17 febbraio 2012. La notte del treno della memoria sulla via del ritorno è passata bene, tra sonno, canti e scambio di panini. Abbiamo attraversato mezza Europa, fino a Vienna consapevolmente, poi vinti dal sonno inconsapevolmente, trascinati da questo treno che, ironia della sorte, è tedesco, ma non ha i vagoni piombati. Ora che è mattina capisco che la memoria serve, ma non basta,  che le emozioni sono importanti, ma non servono a molto per progredire.  Milan Kundera raccontava di essersi una volta commosso vedendo delle foto di Hitler bambino : gli era sembrato impossibile che quel bambino sarebbe poi divenuto un mostro, l’idea dell’infamia era stata  come risucchiata  dall’emozione di un momento. Ecco allora che di riflesso ricordo quello che si chiedeva Primo Levi: se questo è un uomo. E io la risposta ora ce l’ho: si, è un uomo. E’ un uomo come noi, sono uomini come noi che hanno fatto tutto questo. Teoricamente, anche noi avremmo potuto parteciparvi. Ecco perché le emozioni non bastano. Serve la conoscenza. Dobbiamo capire perché è successo e cos’è  che trasforma un essere umano in un mostro. Auschwitz non è che un tassello di un mosaico infinito di massacri che si va componendo da quando c’è l’uomo. Anzi, forse occupa una posizione di privilegio informativo rispetto a tanti altri meno noti. Genocidi in Armenia, in Bosnia, in Palestina, Jugoslavia,  in Africa, dittature sanguinarie che hanno soffocato ogni anelito ai diritti fondamentali della persona umana, gulag dove rinchiudere ed eliminare  a milioni persone sgradite, posti occulti  come Katin, che nessuno conosce, ove senza che si sappia perché decine di migliaia di persone polacche, tra cui molti medici, sono state uccise una dopo l’altra con un colpo alla testa, dai russi. Genocidi di popolazioni indigene del centro, del sud e del nord America, perpretrati ad opera dei colonizzatori europei, spesso con ostentazione di croci, come secoli prima in Terrasanta. Gente torturata e uccisa con il fuoco o con altro sistema non meno crudele per le proprie idee, il proprio credo, il delirante sospetto di eresia, teste che sono volate a centinaia dal colle della Minerva direttamente alle teche della cattedrale a Otranto…Basta!

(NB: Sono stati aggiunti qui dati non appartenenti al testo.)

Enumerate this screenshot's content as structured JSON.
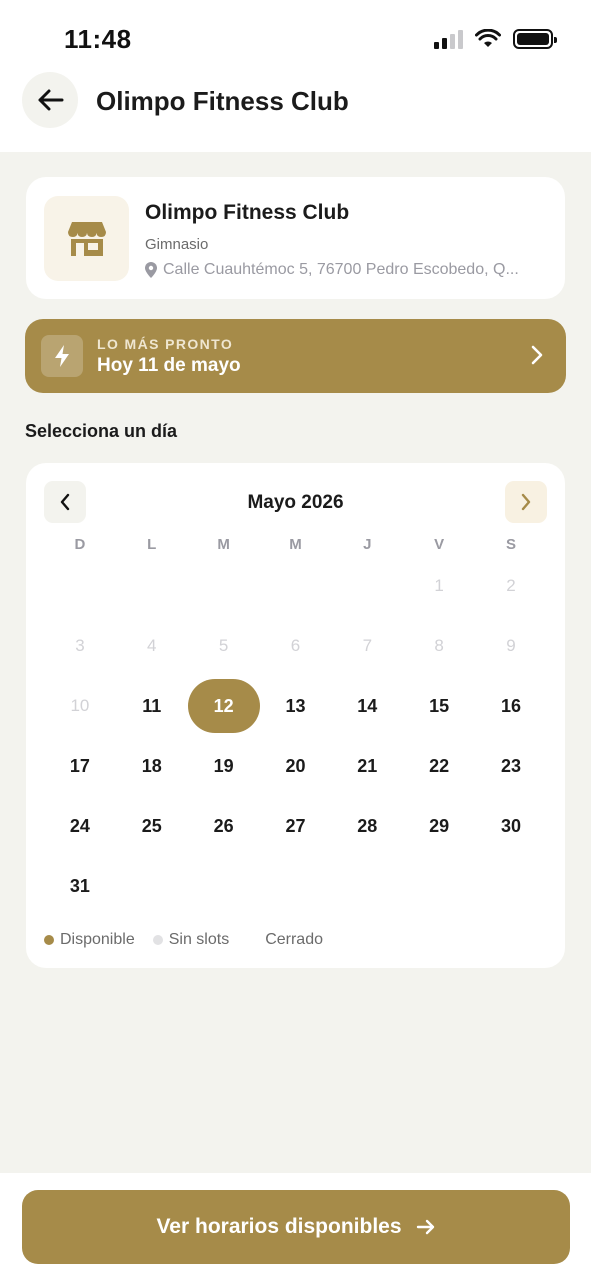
{
  "status_bar": {
    "time": "11:48"
  },
  "header": {
    "title": "Olimpo Fitness Club"
  },
  "business": {
    "name": "Olimpo Fitness Club",
    "type": "Gimnasio",
    "address": "Calle Cuauhtémoc 5, 76700 Pedro Escobedo, Q..."
  },
  "soonest": {
    "label": "LO MÁS PRONTO",
    "value": "Hoy 11 de mayo"
  },
  "section_title": "Selecciona un día",
  "calendar": {
    "month_label": "Mayo 2026",
    "weekdays": [
      "D",
      "L",
      "M",
      "M",
      "J",
      "V",
      "S"
    ],
    "weeks": [
      [
        null,
        null,
        null,
        null,
        null,
        "1",
        "2"
      ],
      [
        "3",
        "4",
        "5",
        "6",
        "7",
        "8",
        "9"
      ],
      [
        "10",
        "11",
        "12",
        "13",
        "14",
        "15",
        "16"
      ],
      [
        "17",
        "18",
        "19",
        "20",
        "21",
        "22",
        "23"
      ],
      [
        "24",
        "25",
        "26",
        "27",
        "28",
        "29",
        "30"
      ],
      [
        "31",
        null,
        null,
        null,
        null,
        null,
        null
      ]
    ],
    "disabled_days": [
      "1",
      "2",
      "3",
      "4",
      "5",
      "6",
      "7",
      "8",
      "9",
      "10"
    ],
    "selected_day": "12"
  },
  "legend": {
    "available": "Disponible",
    "no_slots": "Sin slots",
    "closed": "Cerrado"
  },
  "cta": {
    "label": "Ver horarios disponibles"
  },
  "colors": {
    "accent": "#a68b49",
    "background": "#f3f3ee",
    "muted": "#9a9aa2",
    "disabled": "#d2d2d6",
    "no_slots_dot": "#e2e2e4"
  },
  "icons": {
    "back": "arrow-left-icon",
    "store": "store-icon",
    "location": "location-pin-icon",
    "bolt": "bolt-icon",
    "chevron_right": "chevron-right-icon",
    "chevron_left": "chevron-left-icon",
    "arrow_right": "arrow-right-icon"
  }
}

Troppo lunga è la storia. Troppo grande è la bruttura per cercare di fare finta di niente, per emozionarsi e basta. Occorre invece ben altro. Occorre capire  che il male è dentro ognuno di noi e che può emergere facendo di noi un aguzzino nazista. Questa è forse  la sfida. Questo il segnale  che  tutti questi giovani pieni di vita e di smisurata energia di questo treno  devono raccogliere . Il bisogno di  conoscenza, di  ricerca. Sono loro che scopriranno forse le motivazioni, le cause, l’antitodo.
Le malattie non si curano con le lacrime, ma  comprendendone la causa, per  trovare il rimedio. Ci sarà una causa, un meccanismo, una soluzione. A  tutti  il compito prezioso di scoprirli  e farne partecipe l’umanità, prima che sia tardi.